Похоже, и на нее эта военная магия подействовала должным образом: ничего больше не сказала, расстегнула пальто, достала из левого внутреннего кармана коричневый дерматиновый бумажник и спокойно протянула мне.

Соврал я ей, конечно, безбожно. Кого эти беженцы интересовали настолько, чтобы проверять у них документы? Сидят себе кучкой перепуганных зайчишек, подозрительных среди них не видно, и пусть сидят, жалко, что ли? Благо немецкие фельджандармы за наших проделали большую работу, выхватывая всех мужчин определенного возраста, резко уменьшив число подозрительных для нас лиц.

Здесь другое… Во всевозможных разноплеменных военных формированиях, созданных немцами из изменников Родины – а также не состарившихся еще белогвардейцев, – не так уж и мало служило женщин. Никто из них оружия в руках не держал, но все равно с точки зрения закона они считались изменниками Родины и, так сказать, безусловно подлежали. Власовцы, РОНА – знаете, кто это? Ну вот, не надо объяснять – украинские, эстонские и латышские эсэсовцы, кавказцы, калмыки и прочие, всякой твари по паре.

Специально за ними не охотились, но ориентировки на них начали поступать сразу, едва мы вошли в Германию. Так вот, весной сорок пятого, когда от «тысячелетнего рейха» осталась неширокая полоса, уже не во всю длину Германии, к тому же вся эта сволочь всерьез озаботилась, как бы сбежать на запад, к союзникам, потому что на востоке им ничего хорошего не светило.

(Забегая вперед, скажу: рано губья раскатали. Когда война кончилась, оказалось, что союзники не выдают только прибалтов и украинцев, а прочих отправляют к нам толпами – ну, за исключением тех, в ком их разведки видели ценные для себя кадры.)

Мужчинам «сорваться в побег» было не в пример тяжелее: «полумесяцы»[1] гребли всех подряд.
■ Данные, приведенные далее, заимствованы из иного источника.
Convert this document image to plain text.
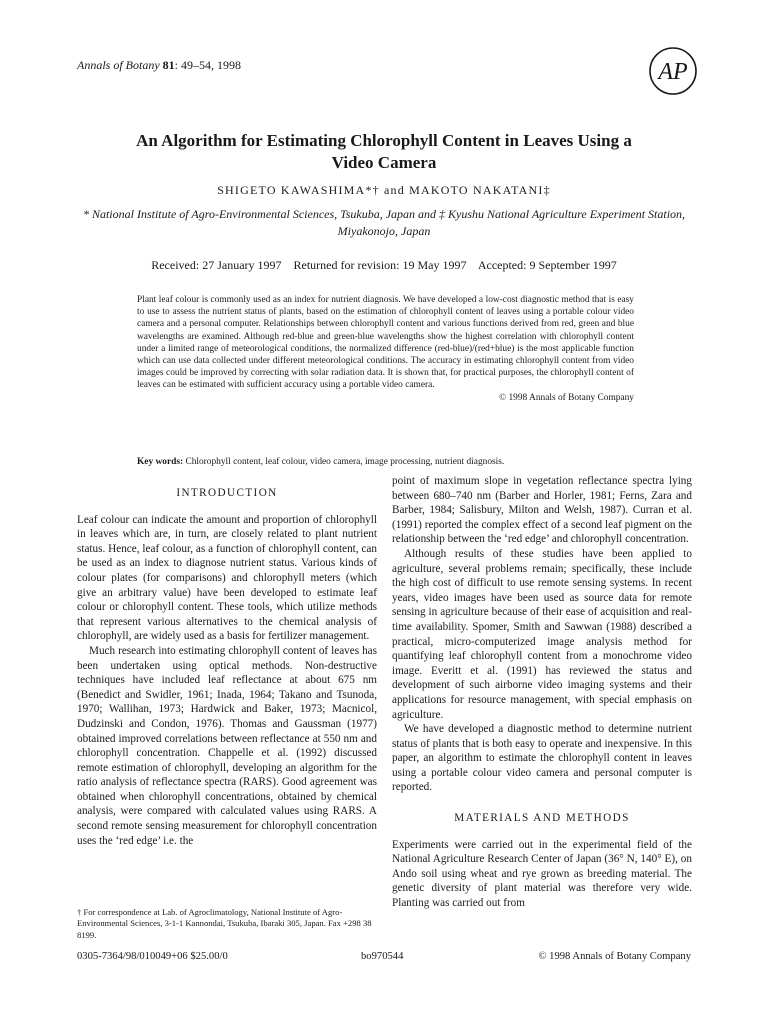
Annals of Botany 81: 49–54, 1998	AP
An Algorithm for Estimating Chlorophyll Content in Leaves Using a Video Camera
SHIGETO KAWASHIMA*† and MAKOTO NAKATANI‡
* National Institute of Agro-Environmental Sciences, Tsukuba, Japan and ‡ Kyushu National Agriculture Experiment Station, Miyakonojo, Japan
Received: 27 January 1997    Returned for revision: 19 May 1997    Accepted: 9 September 1997
Plant leaf colour is commonly used as an index for nutrient diagnosis. We have developed a low-cost diagnostic method that is easy to use to assess the nutrient status of plants, based on the estimation of chlorophyll content of leaves using a portable colour video camera and a personal computer. Relationships between chlorophyll content and various functions derived from red, green and blue wavelengths are examined. Although red-blue and green-blue wavelengths show the highest correlation with chlorophyll content under a limited range of meteorological conditions, the normalized difference (red-blue)/(red+blue) is the most applicable function which can use data collected under different meteorological conditions. The accuracy in estimating chlorophyll content from video images could be improved by correcting with solar radiation data. It is shown that, for practical purposes, the chlorophyll content of leaves can be estimated with sufficient accuracy using a portable video camera.
© 1998 Annals of Botany Company
Key words: Chlorophyll content, leaf colour, video camera, image processing, nutrient diagnosis.
INTRODUCTION

Leaf colour can indicate the amount and proportion of chlorophyll in leaves which are, in turn, are closely related to plant nutrient status. Hence, leaf colour, as a function of chlorophyll content, can be used as an index to diagnose nutrient status. Various kinds of colour plates (for comparisons) and chlorophyll meters (which give an arbitrary value) have been developed to estimate leaf colour or chlorophyll content. These tools, which utilize methods that represent various alternatives to the chemical analysis of chlorophyll, are widely used as a basis for fertilizer management.

Much research into estimating chlorophyll content of leaves has been undertaken using optical methods. Non-destructive techniques have included leaf reflectance at about 675 nm (Benedict and Swidler, 1961; Inada, 1964; Takano and Tsunoda, 1970; Wallihan, 1973; Hardwick and Baker, 1973; Macnicol, Dudzinski and Condon, 1976). Thomas and Gaussman (1977) obtained improved correlations between reflectance at 550 nm and chlorophyll concentration. Chappelle et al. (1992) discussed remote estimation of chlorophyll, developing an algorithm for the ratio analysis of reflectance spectra (RARS). Good agreement was obtained when chlorophyll concentrations, obtained by chemical analysis, were compared with calculated values using RARS. A second remote sensing measurement for chlorophyll concentration uses the ‘red edge’ i.e. the

point of maximum slope in vegetation reflectance spectra lying between 680–740 nm (Barber and Horler, 1981; Ferns, Zara and Barber, 1984; Salisbury, Milton and Welsh, 1987). Curran et al. (1991) reported the complex effect of a second leaf pigment on the relationship between the ‘red edge’ and chlorophyll concentration.

Although results of these studies have been applied to agriculture, several problems remain; specifically, these include the high cost of difficult to use remote sensing systems. In recent years, video images have been used as source data for remote sensing in agriculture because of their ease of acquisition and real-time availability. Spomer, Smith and Sawwan (1988) described a practical, micro-computerized image analysis method for quantifying leaf chlorophyll content from a monochrome video image. Everitt et al. (1991) has reviewed the status and development of such airborne video imaging systems and their applications for resource management, with special emphasis on agriculture.

We have developed a diagnostic method to determine nutrient status of plants that is both easy to operate and inexpensive. In this paper, an algorithm to estimate the chlorophyll content in leaves using a portable colour video camera and personal computer is reported.

MATERIALS AND METHODS

Experiments were carried out in the experimental field of the National Agriculture Research Center of Japan (36° N, 140° E), on Ando soil using wheat and rye grown as breeding material. The genetic diversity of plant material was therefore very wide. Planting was carried out from

† For correspondence at Lab. of Agroclimatology, National Institute of Agro-Environmental Sciences, 3-1-1 Kannondai, Tsukuba, Ibaraki 305, Japan. Fax +298 38 8199.
0305-7364/98/010049+06 $25.00/0	bo970544	© 1998 Annals of Botany Company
А иногда с ними стояли и патрули власовцев и прочей сволочи. Женщинам было гораздо легче, ими же практически не интересовались. Раздобыть цивильную одежонку было нетрудно, как и замешаться в толпу беженцев. Сыпались они по случайности, всегда по двум причинам: во-первых, у них не имелось документов гражданок рейха, а те, что имелись, следовало перед бегством как раз изничтожить. Во-вторых, большинство из них (разве что иные немецкие овчарки из Прибалтики) немецкого не знали совершенно. И случалось не раз, что беженцы, обнаружив такую, что в ихней ридной мове ни в зуб ногой, от себя ее прогоняли от греха подальше. Уже смекнули, что к чему, и боялись, что русские, заловив среди них «свою», и их всех безжалостно перестреляют. Так-то люди наши с особыми обязанностями уже знали: если беженцы от себя гонят какую-нибудь бабу, надо ее немедленно брать за шкирку – и осечек практически не было.

Вот и эта красоточка мне показалась подозрительной в первую очередь из-за хорошего знания русского. Что до ее немецкого – на нем она говорила безусловно лучше меня, но я не настолько хорошо знал язык, чтобы определить вот так, здесь, родной ей немецкий или все же нет. Следовало допускать, что это прибалтийская эсэсовка, а значит, «безусловно подлежащая», и уж красота тут не выручит. Да и не только прибалтийские могли хорошо знать немецкий. На войне иногда лучше перебдеть, чем недобдеть. Прекрасно я помнил, как два месяца назад один сержант из моего батальона потрепал по голове щенка лет четырнадцати, дал ему печенье и беспечно прошел мимо, а щенок выхватил пистолет и в затылок ему пальнул…

Так, что мы имеем? Гражданский паспорт рейха – навидались уже. Опа! Фотокарточка безусловно ее. И зовут ее Линда Белов. Написано по всем правилам немецкой грамматики – Beloff. Отец – Губерт Белов, мать – Лизелотта Белов, но немецкие имена еще ни о чем не говорят. Девятнадцать лет и три месяца, место рождения – Таллин. Тоже интересно, весьма.